Shows how, even today, in rural areas and may be even urban centres we aren’t comfortable discussing about a natural process. It is a bodily function, yet, it is never spoken about as just that. The training brought to light the awareness levels of teachers – female as well as male. 
Being educators doesn’t automatically transform them into change-makers. Outside the school they are individuals who follow practises, not necessarily questioning their relevance. In that, it was a tough job as a facilitator to give their thoughts a different direction.

Then to be able to have a discussion on whether such a topic needs an open platform, shows Maria’s tenacity as a trainer passionate to break the culture of silence. She does it one training at a time. While taboos were discussed, and teachers pointed at the hurdles of initiating discussion among students – girls and boys, Maria patiently listened and prescribed easy solution(s). It was fascinating not just to watch the discussion but also to watch a trainer charming her way. Her mantra is simplicity.

As the session ended, the teachers seemed more charged to tackle the situation. Funding may be a concern, even water, but they came up with short-term solutions to ensure girls have a better experience in school during their cycle. Whether those promises will translate into concrete steps in the right direction only a follow up, in the future, will show.

October 2:
On Gandhi Jayanti, being in Sewagram felt surreal, one doesn’t just plan a trip to Sewagram. It was a day of rushed check-outs and check-ins and in that order. The ground was ready for D-day, the sun shining down our heads, got swallowed by menacing black clouds. The afternoon rain dissolved as the big rain drops began to beat down at us. We sat in the tent which was to be home for the next few days.
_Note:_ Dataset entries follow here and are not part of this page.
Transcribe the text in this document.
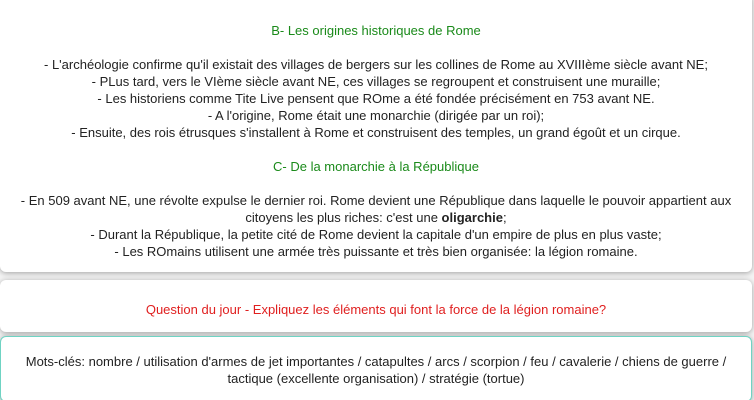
B- Les origines historiques de Rome

- L'archéologie confirme qu'il existait des villages de bergers sur les collines de Rome au XVIIIème siècle avant NE;

- PLus tard, vers le VIème siècle avant NE, ces villages se regroupent et construisent une muraille;

- Les historiens comme Tite Live pensent que ROme a été fondée précisément en 753 avant NE.

- A l'origine, Rome était une monarchie (dirigée par un roi);

- Ensuite, des rois étrusques s'installent à Rome et construisent des temples, un grand égoût et un cirque.

C- De la monarchie à la République

- En 509 avant NE, une révolte expulse le dernier roi. Rome devient une République dans laquelle le pouvoir appartient aux citoyens les plus riches: c'est une oligarchie;

- Durant la République, la petite cité de Rome devient la capitale d'un empire de plus en plus vaste;

- Les ROmains utilisent une armée très puissante et très bien organisée: la légion romaine.

Question du jour - Expliquez les éléments qui font la force de la légion romaine?

Mots-clés: nombre / utilisation d'armes de jet importantes / catapultes / arcs / scorpion / feu / cavalerie / chiens de guerre / tactique (excellente organisation) / stratégie (tortue)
Waiting for the rain lashing to subside, instead we watched as the rain filled at the edges of the tent, little streams soaked the carpeted floor. As it thinned out, the cool breeze mixed with the warmth of the earth. Twenty minutes of rain left the places slushy, drenched, and that’s when we were moved to a hotel in Wardha. Our home, until the weather cleared enough for outdoor, tent stay.

Everything was a drippy mess, as we boarded the bus to the hotel, wondered how the venue would be ready for the official opening the next day.
Morning we had checked out, by evening we were back in the same hotel. The rain had followed us from Bangalore.